On some level, this incident suggests there are others in PRO and MLS who are not inclined to calmly evaluate the facts as presented, weigh them against the rules of the game, and - if necessary - accept that some things are indeed simply up to the referee.
This rush to judgement suggests there is some work to do if the advent of instant replay is not going to pitch our soccer-watching into an infuriating effort to turn shades of grey into black or white. We already have commentators, beat reporters, and the vast expanses of the internet on which fans gather to debate what they have seen - we don't need MLS or PRO to actively create arguments for us.
If MLS is sanctioning the use of PRO as a bully pulpit for one hot take over all the others, then instant replay will make the problems we perceive with refereeing in the league worse, not better.
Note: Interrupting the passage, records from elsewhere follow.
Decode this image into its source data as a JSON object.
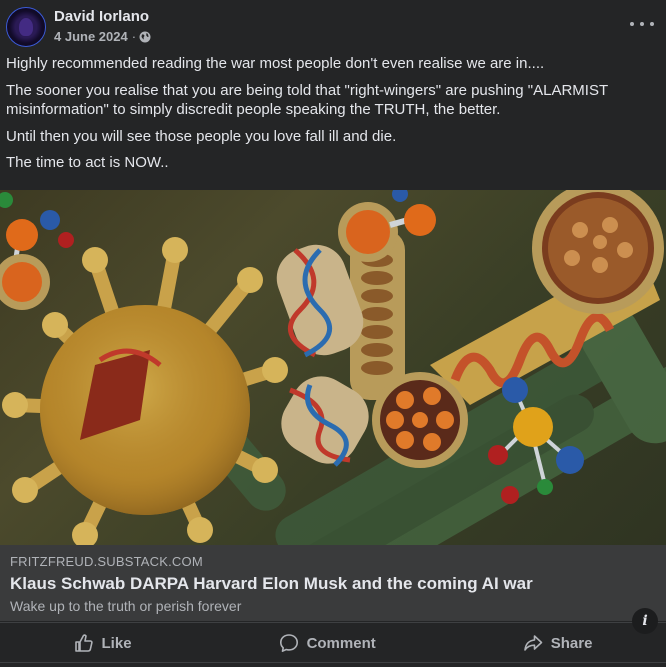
{
  "post": {
    "author": "David Iorlano",
    "date": "4 June 2024",
    "separator": "·",
    "privacy_icon": "globe-icon",
    "menu_icon": "more-options-icon",
    "paragraphs": [
      "Highly recommended reading the war most people don't even realise we are in....",
      "The sooner you realise that you are being told that \"right-wingers\" are pushing \"ALARMIST misinformation\" to simply discredit people speaking the TRUTH, the better.",
      "Until then you will see those people you love fall ill and die.",
      "The time to act is NOW.."
    ]
  },
  "link": {
    "domain": "FRITZFREUD.SUBSTACK.COM",
    "title": "Klaus Schwab DARPA Harvard Elon Musk and the coming AI war",
    "description": "Wake up to the truth or perish forever",
    "info_label": "i"
  },
  "actions": {
    "like": "Like",
    "comment": "Comment",
    "share": "Share"
  },
  "colors": {
    "background": "#242526",
    "link_card": "#3a3b3c",
    "text_primary": "#e4e6eb",
    "text_secondary": "#b0b3b8"
  }
}
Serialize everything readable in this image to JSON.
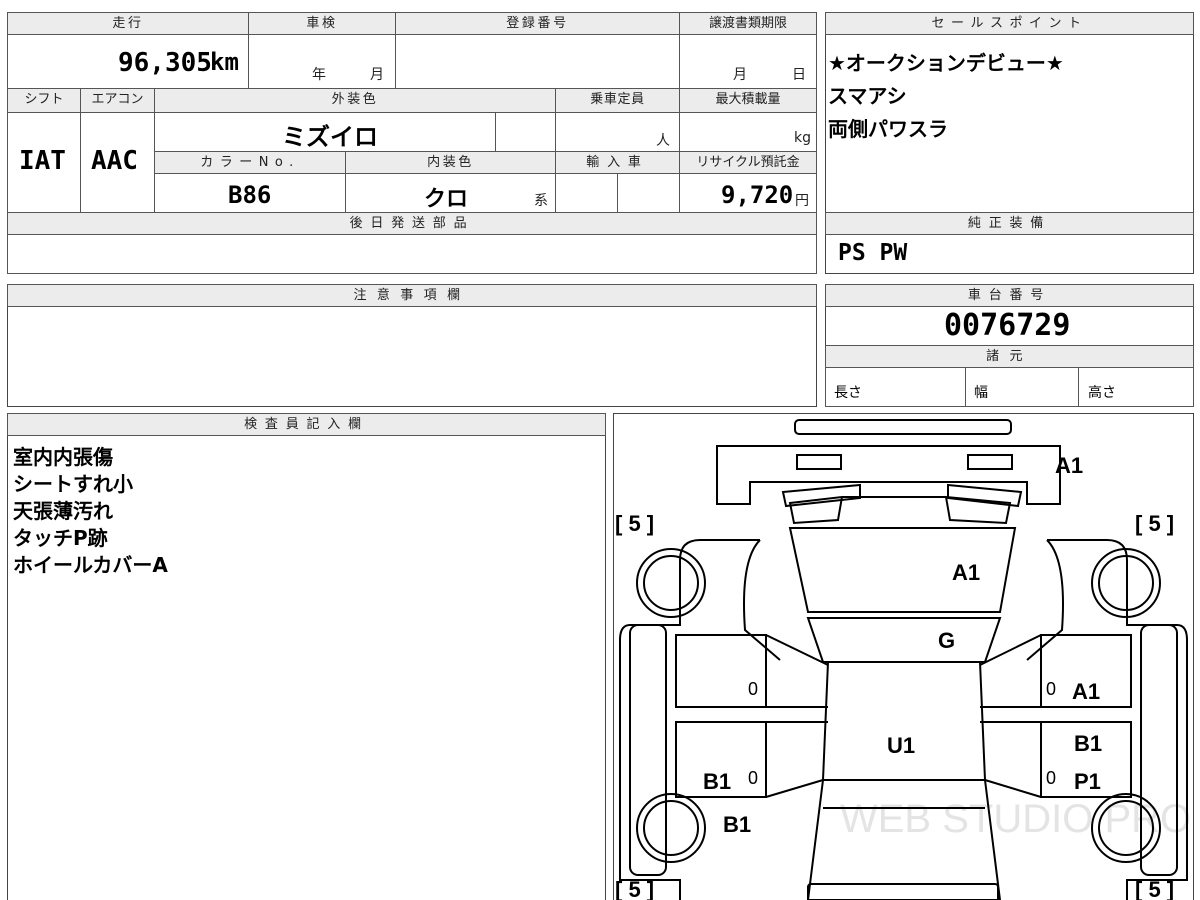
{
  "headers": {
    "mileage": "走行",
    "inspection": "車検",
    "registration": "登録番号",
    "transfer_deadline": "譲渡書類期限",
    "shift": "シフト",
    "aircon": "エアコン",
    "exterior_color": "外装色",
    "capacity": "乗車定員",
    "max_load": "最大積載量",
    "color_no": "カラーNo.",
    "interior_color": "内装色",
    "import": "輸入車",
    "recycle": "リサイクル預託金",
    "later_parts": "後日発送部品",
    "sales_points": "セールスポイント",
    "genuine_equipment": "純正装備",
    "notes": "注意事項欄",
    "chassis_no": "車台番号",
    "specs": "諸元",
    "inspector": "検査員記入欄"
  },
  "values": {
    "mileage": "96,305",
    "mileage_unit": "km",
    "inspection_year": "年",
    "inspection_month": "月",
    "transfer_month": "月",
    "transfer_day": "日",
    "shift": "IAT",
    "aircon": "AAC",
    "exterior_color": "ミズイロ",
    "capacity_unit": "人",
    "max_load_unit": "kg",
    "color_no": "B86",
    "interior_color": "クロ",
    "interior_suffix": "系",
    "recycle": "9,720",
    "recycle_unit": "円",
    "genuine_equipment": "PS PW",
    "chassis_no": "0076729"
  },
  "specs_fields": {
    "length": "長さ",
    "width": "幅",
    "height": "高さ"
  },
  "sales_points": [
    "★オークションデビュー★",
    "スマアシ",
    "両側パワスラ"
  ],
  "inspector_notes": [
    "室内内張傷",
    "シートすれ小",
    "天張薄汚れ",
    "タッチP跡",
    "ホイールカバーA"
  ],
  "diagram": {
    "tire_tread": "[ 5 ]",
    "marks": {
      "front_bumper": "A1",
      "hood": "A1",
      "windshield": "G",
      "roof": "U1",
      "right_front_door": "A1",
      "right_rear_door_1": "B1",
      "right_rear_door_2": "P1",
      "left_rear_door": "B1",
      "left_rear_fender": "B1",
      "zero": "0"
    },
    "watermark": "WEB STUDIO PRO"
  }
}
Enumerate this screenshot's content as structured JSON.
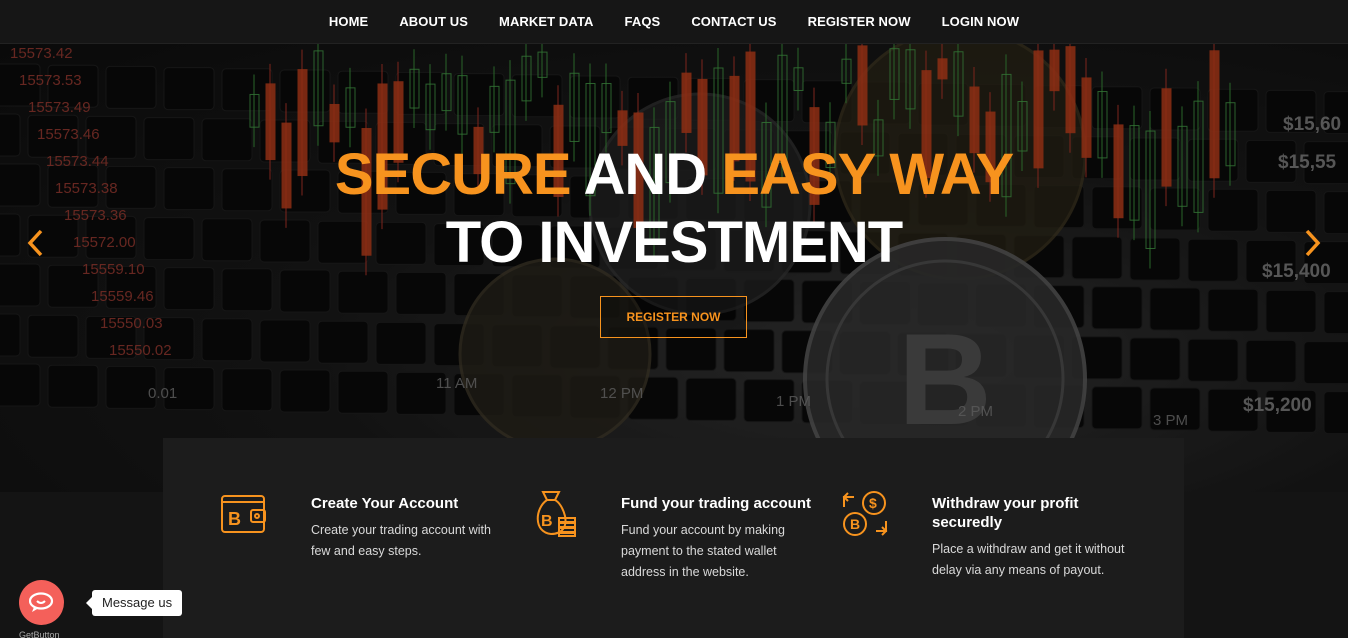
{
  "nav": {
    "items": [
      "HOME",
      "ABOUT US",
      "MARKET DATA",
      "FAQS",
      "CONTACT US",
      "REGISTER NOW",
      "LOGIN NOW"
    ]
  },
  "hero": {
    "line1_part1": "SECURE",
    "line1_part2": "AND",
    "line1_part3": "EASY WAY",
    "line2": "TO INVESTMENT",
    "button": "REGISTER NOW",
    "bg_prices_left": [
      "15573.42",
      "15573.53",
      "15573.49",
      "15573.46",
      "15573.44",
      "15573.38",
      "15573.36",
      "15572.00",
      "15559.10",
      "15559.46",
      "15550.03",
      "15550.02"
    ],
    "bg_prices_right": [
      "$15,60",
      "$15,55",
      "$15,400",
      "$15,200"
    ],
    "bg_times": [
      "11 AM",
      "12 PM",
      "1 PM",
      "2 PM",
      "3 PM",
      "0.01"
    ]
  },
  "features": [
    {
      "icon": "wallet-bitcoin-icon",
      "title": "Create Your Account",
      "desc_lines": [
        "Create your trading account with",
        "few and easy steps."
      ]
    },
    {
      "icon": "money-bag-bitcoin-icon",
      "title": "Fund your trading account",
      "desc_lines": [
        "Fund your account by making",
        "payment to the stated wallet",
        "address in the website."
      ]
    },
    {
      "icon": "exchange-bitcoin-dollar-icon",
      "title_lines": [
        "Withdraw your profit",
        "securedly"
      ],
      "desc_lines": [
        "Place a withdraw and get it without",
        "delay via any means of payout."
      ]
    }
  ],
  "widget": {
    "label": "Message us",
    "brand": "GetButton"
  },
  "colors": {
    "accent": "#f7931e",
    "background": "#141414",
    "panel": "#1c1c1c",
    "widget": "#f4605a"
  }
}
Ronald Zubar's goal for RBNY may or may not have been in contravention of the laws of the game. It is certainly a a debatable play. But the debate should include the referees who allowed the goal to stand, because this is one of those instances where the refs' decision about when the ball is in play is crucial to determining whether any rules were broken.
MLS and PRO's decision to undermine one of their own referees on live television while the match was still ongoing was in contravention of good sense, and raises troubling questions about the culture of a league that wishes to be the first to adopt third-party review of controversial calls during games. If this was a sneak preview of how MLS will handle such reviews, we're better off continuing to leave the errors of judgement up to the referees on the field. At least they have the excuse of only seeing what has happened once, in real time.